NAME
Text::Fuzzy - partial or fuzzy string matching using edit distances
SYNOPSIS
use Text::Fuzzy;
my $tf = Text::Fuzzy->new ('boboon');
print "Distance is ", $tf->distance ('babboon'), "\n";
# Prints "Distance is 2"
my @words = qw/the quick brown fox jumped over the lazy dog/;
my $nearest = $tf->nearest (\@words);
print "Nearest array entry is ", $words[$nearest], "\n";
# Prints "Nearest array entry is brown"
DESCRIPTION
This module calculates the Levenshtein edit distance between words, and does edit-distance-based searching of arrays and files to find the nearest entry. It can handle either byte strings or character strings (strings containing Unicode), treating each Unicode character as a single entity.

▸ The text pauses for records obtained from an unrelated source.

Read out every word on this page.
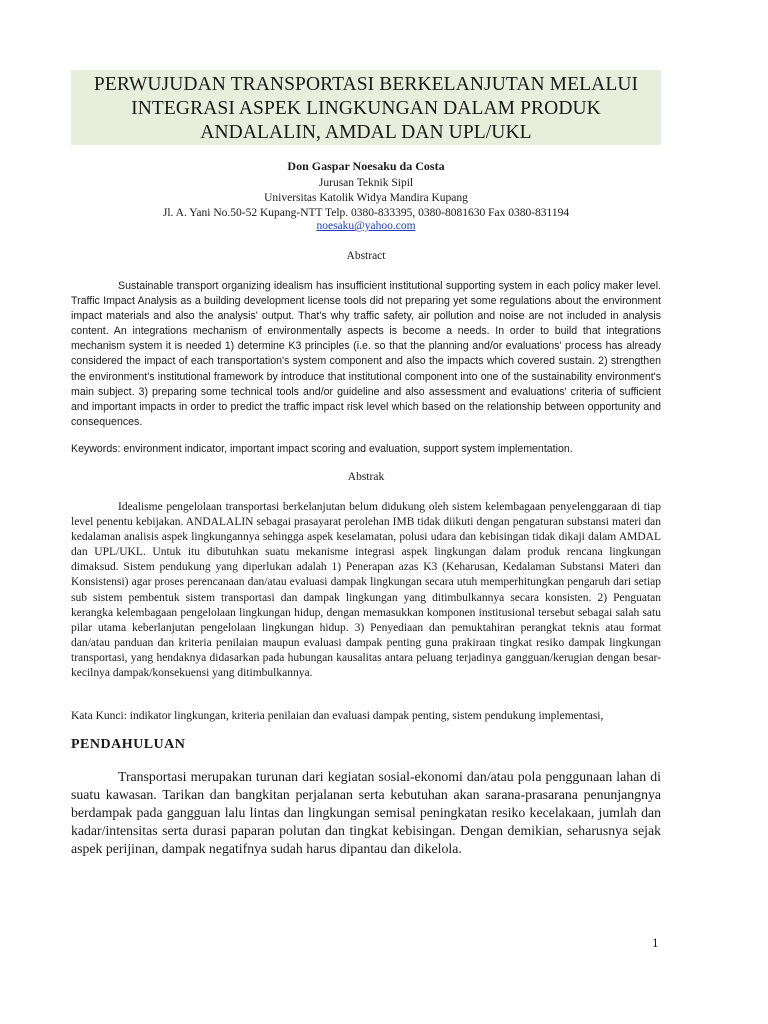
PERWUJUDAN TRANSPORTASI BERKELANJUTAN MELALUI
INTEGRASI ASPEK LINGKUNGAN DALAM PRODUK
ANDALALIN, AMDAL DAN UPL/UKL
Don Gaspar Noesaku da Costa
Jurusan Teknik Sipil
Universitas Katolik Widya Mandira Kupang
Jl. A. Yani No.50-52 Kupang-NTT Telp. 0380-833395, 0380-8081630 Fax 0380-831194
noesaku@yahoo.com
Abstract

Sustainable transport organizing idealism has insufficient institutional supporting system in each policy maker level. Traffic Impact Analysis as a building development license tools did not preparing yet some regulations about the environment impact materials and also the analysis' output. That's why traffic safety, air pollution and noise are not included in analysis content. An integrations mechanism of environmentally aspects is become a needs. In order to build that integrations mechanism system it is needed 1) determine K3 principles (i.e. so that the planning and/or evaluations' process has already considered the impact of each transportation's system component and also the impacts which covered sustain. 2) strengthen the environment's institutional framework by introduce that institutional component into one of the sustainability environment's main subject. 3) preparing some technical tools and/or guideline and also assessment and evaluations' criteria of sufficient and important impacts in order to predict the traffic impact risk level which based on the relationship between opportunity and consequences.

Keywords: environment indicator, important impact scoring and evaluation, support system implementation.

Abstrak

Idealisme pengelolaan transportasi berkelanjutan belum didukung oleh sistem kelembagaan penyelenggaraan di tiap level penentu kebijakan. ANDALALIN sebagai prasayarat perolehan IMB tidak diikuti dengan pengaturan substansi materi dan kedalaman analisis aspek lingkungannya sehingga aspek keselamatan, polusi udara dan kebisingan tidak dikaji dalam AMDAL dan UPL/UKL. Untuk itu dibutuhkan suatu mekanisme integrasi aspek lingkungan dalam produk rencana lingkungan dimaksud. Sistem pendukung yang diperlukan adalah 1) Penerapan azas K3 (Keharusan, Kedalaman Substansi Materi dan Konsistensi) agar proses perencanaan dan/atau evaluasi dampak lingkungan secara utuh memperhitungkan pengaruh dari setiap sub sistem pembentuk sistem transportasi dan dampak lingkungan yang ditimbulkannya secara konsisten. 2) Penguatan kerangka kelembagaan pengelolaan lingkungan hidup, dengan memasukkan komponen institusional tersebut sebagai salah satu pilar utama keberlanjutan pengelolaan lingkungan hidup. 3) Penyediaan dan pemuktahiran perangkat teknis atau format dan/atau panduan dan kriteria penilaian maupun evaluasi dampak penting guna prakiraan tingkat resiko dampak lingkungan transportasi, yang hendaknya didasarkan pada hubungan kausalitas antara peluang terjadinya gangguan/kerugian dengan besar-kecilnya dampak/konsekuensi yang ditimbulkannya.

Kata Kunci: indikator lingkungan, kriteria penilaian dan evaluasi dampak penting, sistem pendukung implementasi,

PENDAHULUAN

Transportasi merupakan turunan dari kegiatan sosial-ekonomi dan/atau pola penggunaan lahan di suatu kawasan. Tarikan dan bangkitan perjalanan serta kebutuhan akan sarana-prasarana penunjangnya berdampak pada gangguan lalu lintas dan lingkungan semisal peningkatan resiko kecelakaan, jumlah dan kadar/intensitas serta durasi paparan polutan dan tingkat kebisingan. Dengan demikian, seharusnya sejak aspek perijinan, dampak negatifnya sudah harus dipantau dan dikelola.

1
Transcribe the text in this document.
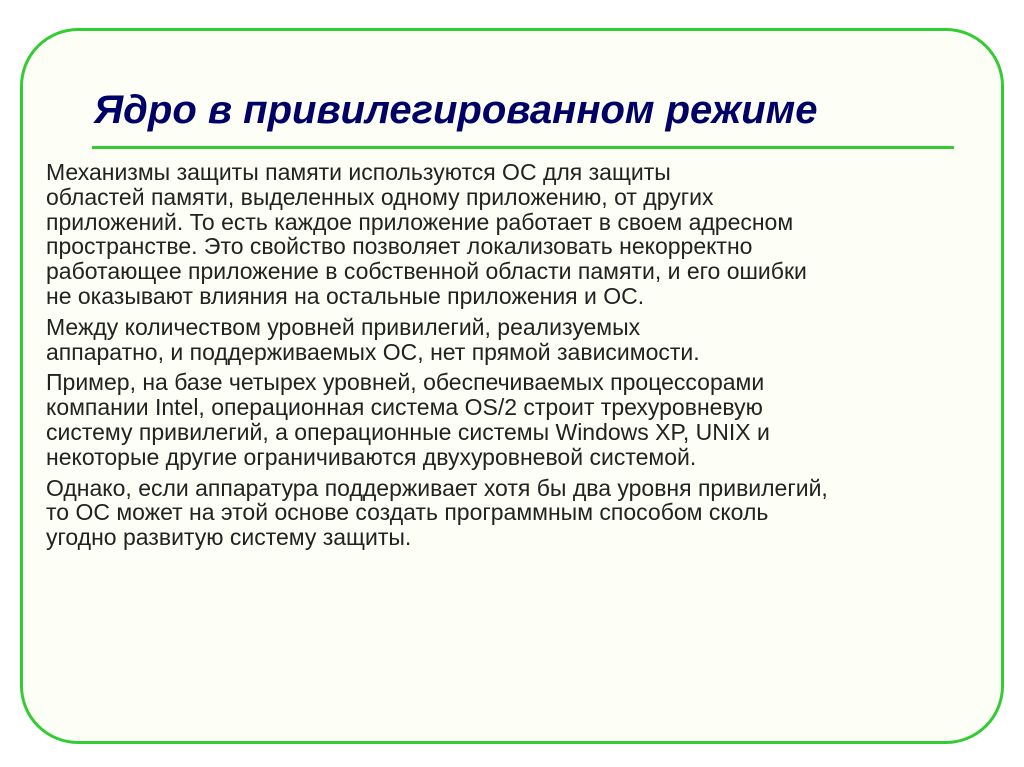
Ядро в привилегированном режиме

Механизмы защиты памяти используются ОС для защиты
областей памяти, выделенных одному приложению, от других
приложений. То есть каждое приложение работает в своем адресном
пространстве. Это свойство позволяет локализовать некорректно
работающее приложение в собственной области памяти, и его ошибки
не оказывают влияния на остальные приложения и ОС.

Между количеством уровней привилегий, реализуемых
аппаратно, и поддерживаемых ОС, нет прямой зависимости.

Пример, на базе четырех уровней, обеспечиваемых процессорами
компании Intel, операционная система OS/2 строит трехуровневую
систему привилегий, а операционные системы Windows XP, UNIX и
некоторые другие ограничиваются двухуровневой системой.

Однако, если аппаратура поддерживает хотя бы два уровня привилегий,
то ОС может на этой основе создать программным способом сколь
угодно развитую систему защиты.
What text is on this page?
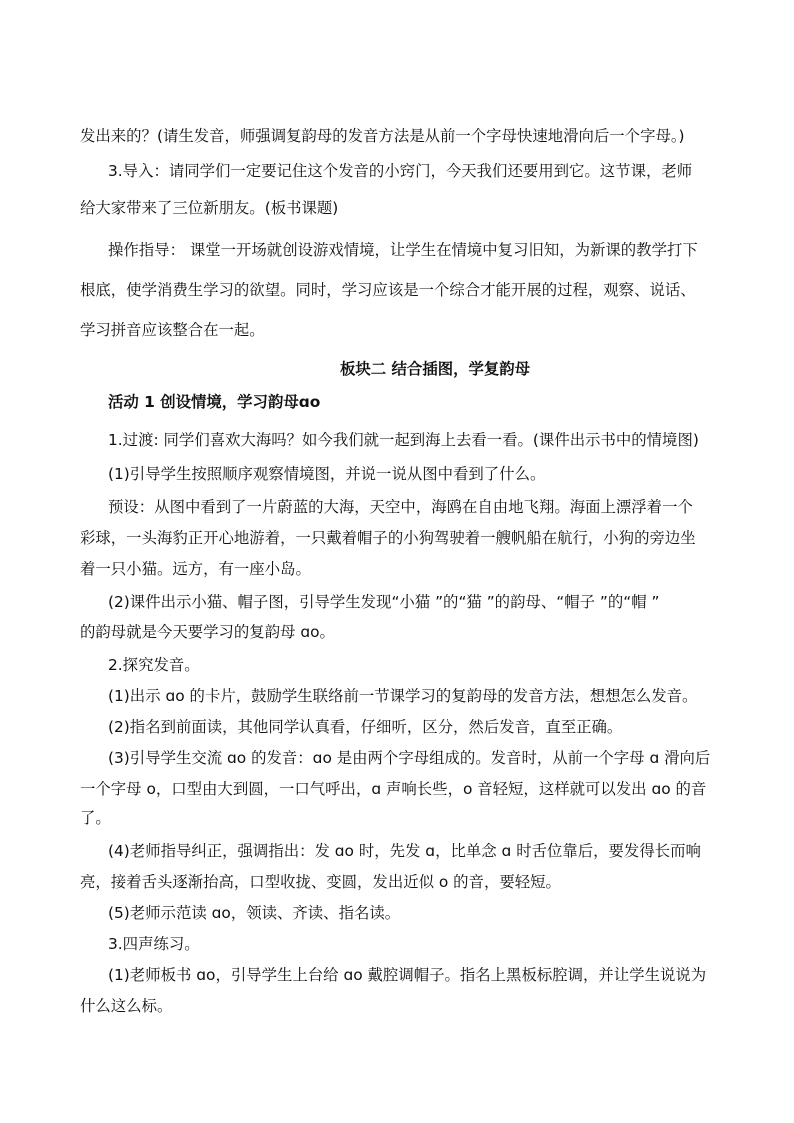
发出来的？(请生发音，师强调复韵母的发音方法是从前一个字母快速地滑向后一个字母。)
3.导入：请同学们一定要记住这个发音的小窍门，今天我们还要用到它。这节课，老师
给大家带来了三位新朋友。(板书课题)
操作指导： 课堂一开场就创设游戏情境，让学生在情境中复习旧知，为新课的教学打下
根底，使学消费生学习的欲望。同时，学习应该是一个综合才能开展的过程，观察、说话、
学习拼音应该整合在一起。
板块二 结合插图，学复韵母
活动 1 创设情境，学习韵母ɑo
1.过渡: 同学们喜欢大海吗？如今我们就一起到海上去看一看。(课件出示书中的情境图)
(1)引导学生按照顺序观察情境图，并说一说从图中看到了什么。
预设：从图中看到了一片蔚蓝的大海，天空中，海鸥在自由地飞翔。海面上漂浮着一个
彩球，一头海豹正开心地游着，一只戴着帽子的小狗驾驶着一艘帆船在航行，小狗的旁边坐
着一只小猫。远方，有一座小岛。
(2)课件出示小猫、帽子图，引导学生发现“小猫 ”的“猫 ”的韵母、“帽子 ”的“帽 ”
的韵母就是今天要学习的复韵母 ɑo。
2.探究发音。
(1)出示 ɑo 的卡片，鼓励学生联络前一节课学习的复韵母的发音方法，想想怎么发音。
(2)指名到前面读，其他同学认真看，仔细听，区分，然后发音，直至正确。
(3)引导学生交流 ɑo 的发音：ɑo 是由两个字母组成的。发音时，从前一个字母 ɑ 滑向后
一个字母 o，口型由大到圆，一口气呼出，ɑ 声响长些，o 音轻短，这样就可以发出 ɑo 的音
了。
(4)老师指导纠正，强调指出：发 ɑo 时，先发 ɑ，比单念 ɑ 时舌位靠后，要发得长而响
亮，接着舌头逐渐抬高，口型收拢、变圆，发出近似 o 的音，要轻短。
(5)老师示范读 ɑo，领读、齐读、指名读。
3.四声练习。
(1)老师板书 ɑo，引导学生上台给 ɑo 戴腔调帽子。指名上黑板标腔调，并让学生说说为
什么这么标。
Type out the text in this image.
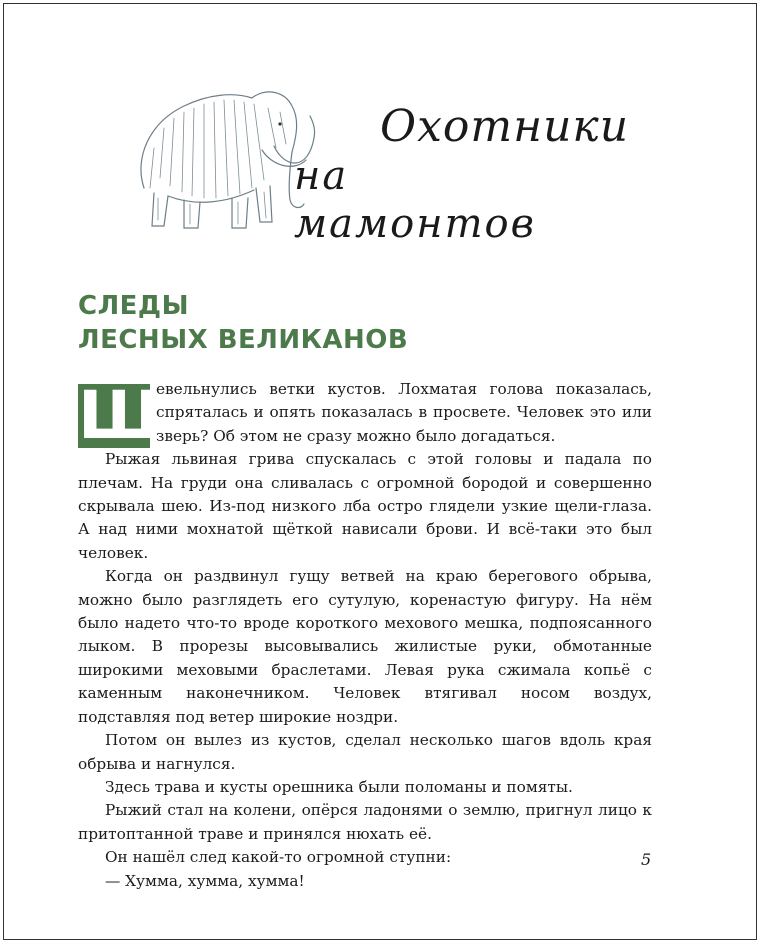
Охотники
на мамонтов
СЛЕДЫ
ЛЕСНЫХ ВЕЛИКАНОВ

Ш
евельнулись ветки кустов. Лохматая голова показалась, спряталась и опять показалась в просвете. Человек это или зверь? Об этом не сразу можно было догадаться.

Рыжая львиная грива спускалась с этой головы и падала по плечам. На груди она сливалась с огромной бородой и совершенно скрывала шею. Из-под низкого лба остро глядели узкие щели-глаза. А над ними мохнатой щёткой нависали брови. И всё-таки это был человек.

Когда он раздвинул гущу ветвей на краю берегового обрыва, можно было разглядеть его сутулую, коренастую фигуру. На нём было надето что-то вроде короткого мехового мешка, подпоясанного лыком. В прорезы высовывались жилистые руки, обмотанные широкими меховыми браслетами. Левая рука сжимала копьё с каменным наконечником. Человек втягивал носом воздух, подставляя под ветер широкие ноздри.

Потом он вылез из кустов, сделал несколько шагов вдоль края обрыва и нагнулся.

Здесь трава и кусты орешника были поломаны и помяты.

Рыжий стал на колени, опёрся ладонями о землю, пригнул лицо к притоптанной траве и принялся нюхать её.

Он нашёл след какой-то огромной ступни:

— Хумма, хумма, хумма!

5
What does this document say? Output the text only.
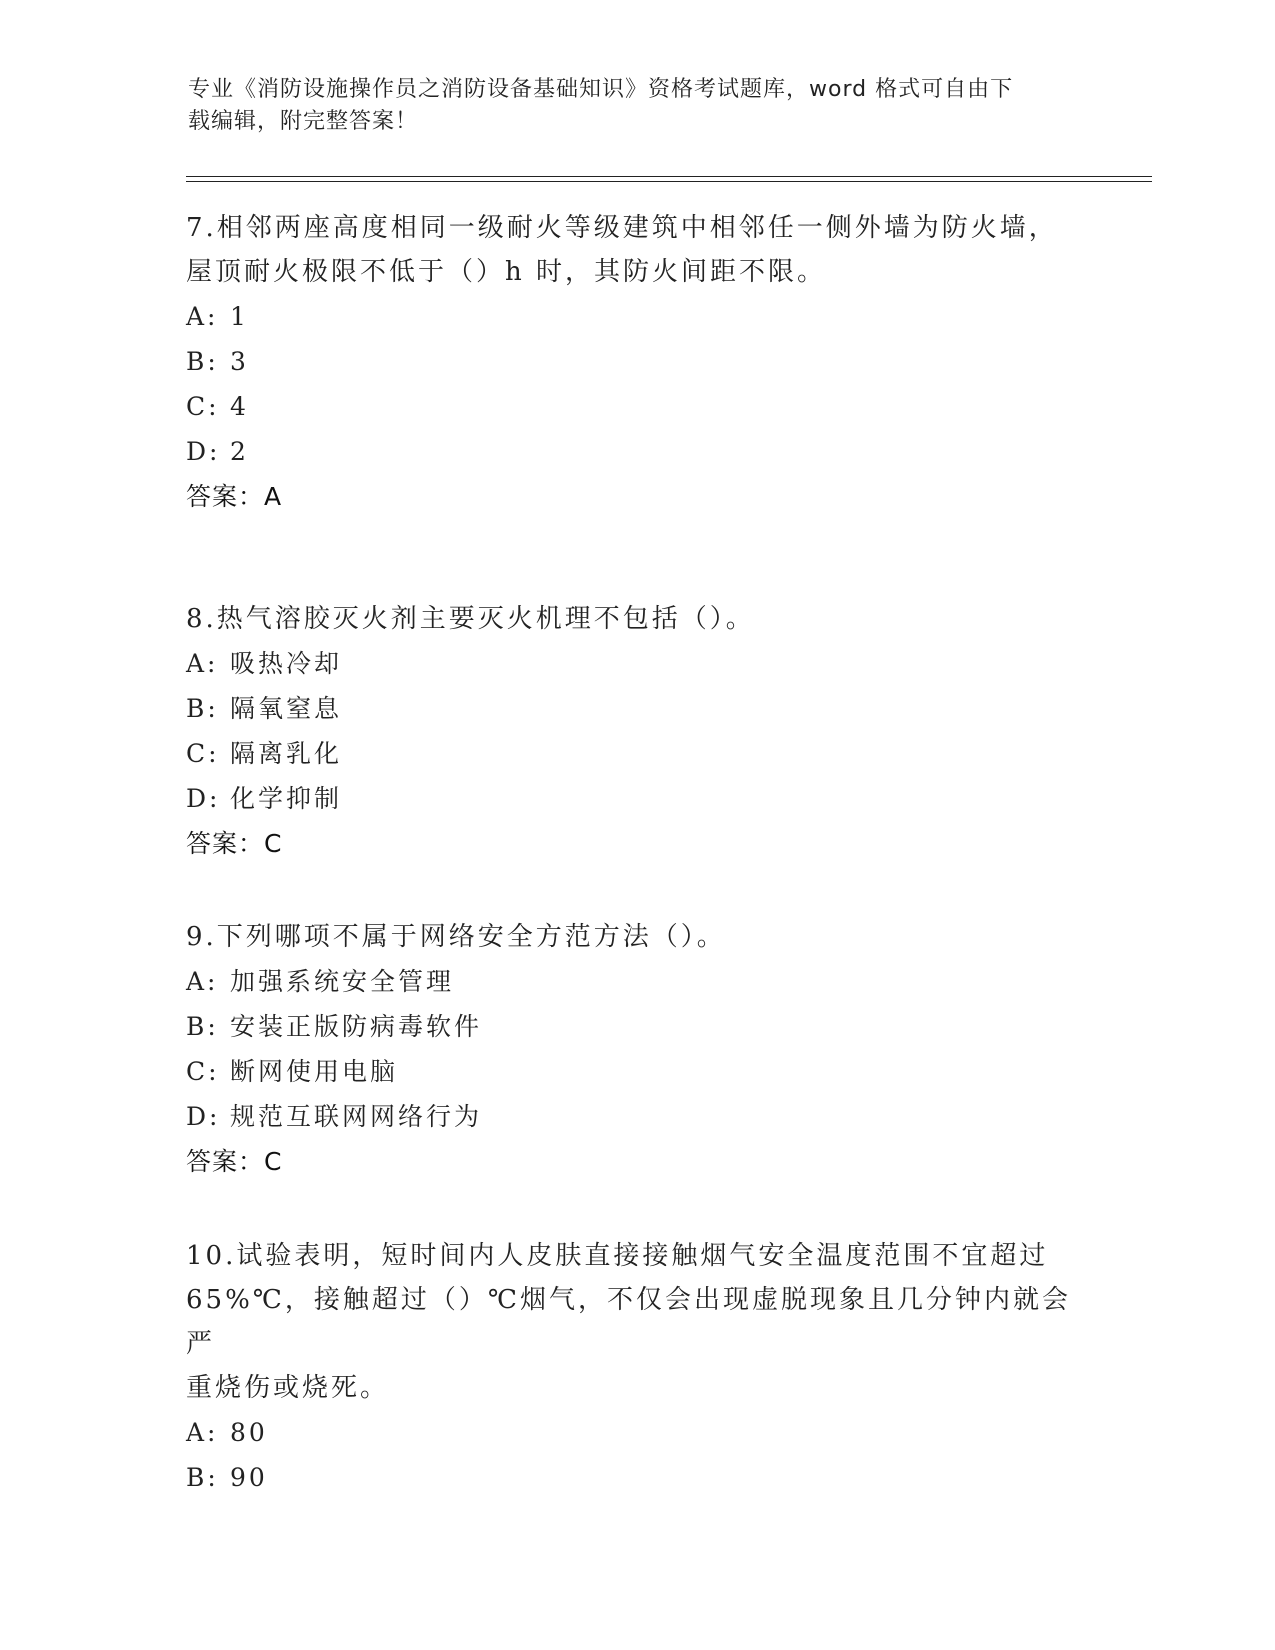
专业《消防设施操作员之消防设备基础知识》资格考试题库，word 格式可自由下
载编辑，附完整答案！

7.相邻两座高度相同一级耐火等级建筑中相邻任一侧外墙为防火墙，

屋顶耐火极限不低于（）h 时，其防火间距不限。

A: 1
B: 3
C: 4
D: 2
答案：A

8.热气溶胶灭火剂主要灭火机理不包括（）。

A: 吸热冷却
B: 隔氧窒息
C: 隔离乳化
D: 化学抑制
答案：C

9.下列哪项不属于网络安全方范方法（）。

A: 加强系统安全管理
B: 安装正版防病毒软件
C: 断网使用电脑
D: 规范互联网网络行为
答案：C

10.试验表明，短时间内人皮肤直接接触烟气安全温度范围不宜超过

65%℃，接触超过（）℃烟气，不仅会出现虚脱现象且几分钟内就会严

重烧伤或烧死。

A: 80
B: 90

It is designed for high performance in searching for the nearest to a particular search term over an array of words or a file, by reducing the number of calculations which needs to be performed.
It supports either bytewise edit distances or Unicode-based edit distances:
use utf8;
my $tf = Text::Fuzzy->new ('あいうえお☺');
print $tf->distance ('うえお☺'), "\n";
# prints "2".
METHODS
new
my $tf = Text::Fuzzy->new ('bibbety bobbety boo');
Create a new Text::Fuzzy object from the supplied word.
distance
my $dist = $tf->distance ($word);
Return the edit distance to $word
from the word used to create the object in "new".
nearest
my $index = $tf->nearest (\@words);
Return the index of the nearest element in the array to the argument to "new". If none of the elements are less than the maximum distance away from the word, $index
is -1.
if ($index >= 0) {
print "Found at $index.\n";
}
last_distance
my $last_distance = $tf->last_distance ();
The distance from the previous match. This is usually used in conjunction with "nearest" to find the edit distance to the previous match.
get_max_distance
# Get the maximum edit distance.
print "The max distance is ", $tf->get_max_distance (), "\n";
Get the maximum edit distance of $tf
. The default is set to 10.
set_max_distance
# Set the max distance.
$tf->set_max_distance (3);
Set the maximum edit distance of $tf
. The default is set to 10. If this is called with an undefined value, the maximum edit distance is switched off.
scan_file
$tf->scan_file ('/usr/share/dict/words');
Scan a file to find the nearest match to the word used in "new". This assumes that the file contains lines of text separated by newlines and finds the closest match in the file.
This does not currently support Unicode-encoded files.
EXAMPLES
misspelt-web-page.cgi
The file examples/misspelt-web-page.cgi is an example of a CGI script which does something similar to the Apache mod_speling module, offering spelling corrections for mistyped URLs and sending the user to a correct page.
See the file in the distribution for details. See also http://www.lemoda.net/perl/perl-mod-speling/ for how to set up .htaccess to use the script.
spell-check.pl
The file examples/spell-check.pl is a spell checker. It uses a dictionary of words specified by a command-line option "-d":
spell-check.pl -d /usr/dict/words file1.txt file2.txt
It prints out any words which look like spelling mistakes, using the dictionary.
Because the usual Unix dictionary doesn't have plurals, it uses Lingua::EN::PluralToSingular, to convert nouns into singular forms. Unfortunately it still misses past participles and past tenses of verbs.
AUTHOR
Ben Bullock, <bkb@cpan.org>
COPYRIGHT & LICENCE
This package and associated files are copyright (C) 2012-2013 Ben Bullock.
You can use, copy, modify and redistribute this package and associated files under the Perl Artistic Licence or the GNU General Public Licence.